From a clinical perspective we interpret these results as evidence that the combination of identification, intervention, formal treatment, professional support, and monitoring by physician health programmes is effective in rehabilitating most of these addicted physicians, over at least five years. From a public safety perspective we believe these data indicate that most physicians who could not or would not stop their misuse of substances were detected early during the course of formal treatment and this usually resulted in voluntary or involuntary cessation of practice. From a policy perspective we conclude that affected physicians are well advised to enter the supervision of a physician health programme voluntarily, and that regulatory boards are well advised to continue supporting these programmes.

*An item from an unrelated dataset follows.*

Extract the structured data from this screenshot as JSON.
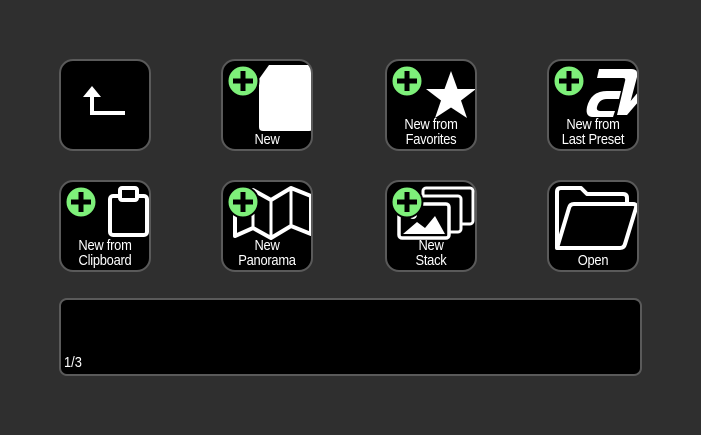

It is not possible from the evidence here to prove whether this form of support and monitoring for physicians with substance use disorders is appropriate, too harsh, or too permissive. Any episode of substance use in the context of patient care has the potential for considerable harm. Thus it will always feel more powerful to invoke sanctions alone in a “get tough” policy. But sanctions without the prospect of help in achieving recovery could simply reduce colleagues’ willingness to refer affected physicians—or licensing boards to exercise harsh sanctions—potentially increasing the true prevalence of the problem. On the basis of these data, and considering available alternatives, physician health programmes seem to provide the best available measures for protecting patients and for recovering physicians’ careers.
We thank the Robert Wood Johnson Foundation for unrestricted career award funds and the Federation of State Physician Health Programs for its cooperation and access to the data.
Contributors: ATMcL oversaw data collection and audits, participated in the analyses and writing of the paper, and is guarantor. ATMcL and RLDuP designed the study and secured funding. GSS designed the study and data collection, supervised data collection, and participated in the analyses and writing of the paper. GSS and RLDuP liaised and communicated with the Federation of State Physician Health Programs. MC was responsible for the preparation and storage of the data and analyses and participated in the writing of the paper. RLDuP assisted in the design of the data collection instrument, oversaw audits of data, and participated in the analyses and writing of the paper.
Funding: This study was supported by the Robert Wood Johnson Foundation.
Competing interests: GSS is the director of the Alabama State Physician Health Program. His contribution to the work was invaluable in securing cooperation from the Federation of State Physician Health Programs and in providing guidance as we structured the data collection survey. GSS did not direct or influence the data analyses.
Ethical approval: This study was approved by the institutional review board of the Treatment Research Institute, Philadelphia.